My smile tilts, a little confused. “All of it?”
He nods. “You’re gonna get that cheesy grand gesture someday.”
And I feel his words dance around in my head. Because I don’t want a cheesy grand gesture anymore. I just want him.
“I’m rooting for you too,” I say. “You’ll reach big milestones. Big dreams.”
He laughs as his expression shifts. He steps closer, and I suddenly forget how to breathe. His hand comes up, brushing a loose piece of hair away from my face. I freeze, not because I don’t want this, but because I do—so much it almost undoes me.
“You’re staring,” I whisper, trying to be funny, but it comes out more breath than bravado.

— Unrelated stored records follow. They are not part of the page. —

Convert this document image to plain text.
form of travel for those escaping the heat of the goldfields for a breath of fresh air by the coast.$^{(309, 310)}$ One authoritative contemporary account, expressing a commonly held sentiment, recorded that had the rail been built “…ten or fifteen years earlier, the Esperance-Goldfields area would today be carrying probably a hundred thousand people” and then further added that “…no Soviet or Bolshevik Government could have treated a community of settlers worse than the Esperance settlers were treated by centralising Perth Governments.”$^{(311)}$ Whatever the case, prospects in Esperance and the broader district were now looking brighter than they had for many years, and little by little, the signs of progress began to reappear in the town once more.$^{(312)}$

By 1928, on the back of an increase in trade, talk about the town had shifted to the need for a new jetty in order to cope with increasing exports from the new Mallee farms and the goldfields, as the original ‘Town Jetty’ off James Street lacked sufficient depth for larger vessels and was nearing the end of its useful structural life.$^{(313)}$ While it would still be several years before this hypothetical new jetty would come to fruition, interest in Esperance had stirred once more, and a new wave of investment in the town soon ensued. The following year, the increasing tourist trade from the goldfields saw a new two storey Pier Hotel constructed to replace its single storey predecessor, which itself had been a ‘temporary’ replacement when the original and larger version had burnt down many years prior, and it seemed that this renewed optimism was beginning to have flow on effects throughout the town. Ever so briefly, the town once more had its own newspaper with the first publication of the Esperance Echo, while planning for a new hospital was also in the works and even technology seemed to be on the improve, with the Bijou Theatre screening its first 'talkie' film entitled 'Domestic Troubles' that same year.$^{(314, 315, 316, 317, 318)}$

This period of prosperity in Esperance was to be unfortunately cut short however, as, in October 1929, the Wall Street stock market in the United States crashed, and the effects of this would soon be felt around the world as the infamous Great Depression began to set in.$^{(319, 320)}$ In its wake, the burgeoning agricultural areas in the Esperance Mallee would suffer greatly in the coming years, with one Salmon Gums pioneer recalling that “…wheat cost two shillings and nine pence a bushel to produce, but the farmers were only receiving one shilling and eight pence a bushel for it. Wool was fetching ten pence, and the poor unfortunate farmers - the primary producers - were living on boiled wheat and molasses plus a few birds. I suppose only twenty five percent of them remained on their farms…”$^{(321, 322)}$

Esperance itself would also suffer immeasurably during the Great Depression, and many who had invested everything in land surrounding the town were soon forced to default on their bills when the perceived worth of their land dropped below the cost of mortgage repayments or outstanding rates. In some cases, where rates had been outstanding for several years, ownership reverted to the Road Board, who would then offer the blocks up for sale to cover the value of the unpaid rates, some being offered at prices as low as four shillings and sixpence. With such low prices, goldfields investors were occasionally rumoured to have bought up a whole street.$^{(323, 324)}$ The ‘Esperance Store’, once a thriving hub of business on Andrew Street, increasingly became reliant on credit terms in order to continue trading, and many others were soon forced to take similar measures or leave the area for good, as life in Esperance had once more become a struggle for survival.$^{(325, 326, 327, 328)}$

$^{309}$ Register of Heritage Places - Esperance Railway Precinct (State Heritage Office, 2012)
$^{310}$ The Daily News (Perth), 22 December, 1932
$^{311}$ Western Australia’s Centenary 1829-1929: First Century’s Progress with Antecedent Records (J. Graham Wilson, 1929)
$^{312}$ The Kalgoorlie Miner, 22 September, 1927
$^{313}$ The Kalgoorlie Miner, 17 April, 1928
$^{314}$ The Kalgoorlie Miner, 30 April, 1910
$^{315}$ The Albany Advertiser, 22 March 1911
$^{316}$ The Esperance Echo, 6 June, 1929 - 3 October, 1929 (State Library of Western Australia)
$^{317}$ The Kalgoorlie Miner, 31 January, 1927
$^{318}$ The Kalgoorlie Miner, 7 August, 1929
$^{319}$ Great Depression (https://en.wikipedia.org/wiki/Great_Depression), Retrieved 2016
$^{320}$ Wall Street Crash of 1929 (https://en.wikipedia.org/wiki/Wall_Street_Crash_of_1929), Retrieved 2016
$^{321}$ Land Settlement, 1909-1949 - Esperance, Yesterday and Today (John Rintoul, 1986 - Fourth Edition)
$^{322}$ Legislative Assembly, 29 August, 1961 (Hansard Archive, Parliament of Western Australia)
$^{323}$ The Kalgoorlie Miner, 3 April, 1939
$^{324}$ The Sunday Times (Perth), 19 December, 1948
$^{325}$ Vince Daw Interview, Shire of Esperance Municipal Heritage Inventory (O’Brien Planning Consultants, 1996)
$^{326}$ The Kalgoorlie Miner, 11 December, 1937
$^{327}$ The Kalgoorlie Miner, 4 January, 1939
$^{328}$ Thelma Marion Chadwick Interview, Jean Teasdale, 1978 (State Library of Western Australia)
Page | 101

“You’re still beautiful when you’re sad,” he replies softly. “That should be illegal.”
His hands cup my face like I’m made of something delicate and rare. His thumbs gently graze my cheeks, and I feel everything—how he’s trying to be brave too, how much he doesn’t want this moment to end.
“I just… don’t want to forget anything,” he murmurs, almost to himself.
And then he kisses me.
Like he’s pouring every version of love he knows into it. And both of us don’t know much about versions of love. But we both know this version. The one where we yearn but mourn the other at the same time.
I kiss him back with all the things I never said out loud. Every quirky thought I filtered. Every look I stole. Every time I fell a little harder without telling him. I kiss him with the parts of myself I never thought existed.
When he pulls back, his hands still linger at my waist.
“You’ll always be home to me, Katie,” he says.
And somehow, for the first time, I believe that maybe I could be someone’s home. Someone worth staying for. But more than that—someone who could stand on her own, sturdy enough for another person to depend on.
CHAPTER FORTY-FOUR
Michael
Istare at the box of cookies. Kate gave me these last night after our breakup. I don’t even know if it’s worth calling a breakup. Things have to be whole for them to break, and it’s like we were never given a chance to be whole, together.
It’s not just the cookies that get me, though. I’ve had them a hundred times. I know the taste before I even lift the lid—chewy in the middle, crisp at the edges, warm even when they’re not. Like her.
But there’s a note taped to the top, folded once and stained slightly with oil. For a second, I think it’s a letter. Something emotional. Something I can read and reread until the words stop hurting.
It’s not.
It’s a recipe.
Her recipe.
Step-by-step instructions in her curly handwriting, with little notes like “don’t skimp on the salt, trust me,” and “this step is optional but do it anyway.” At the bottom, she’s drawn a tiny smiley face beside her name like she’s trying to soften the blow.
And somehow, that stings more.
Because giving me this recipe is the farewell. Like she’s telling me to make my own cookies now since she’s not gonna be there anymore.
I hear my doorbell ring. My heart leaps stupidly and irrationally. That’s Kate.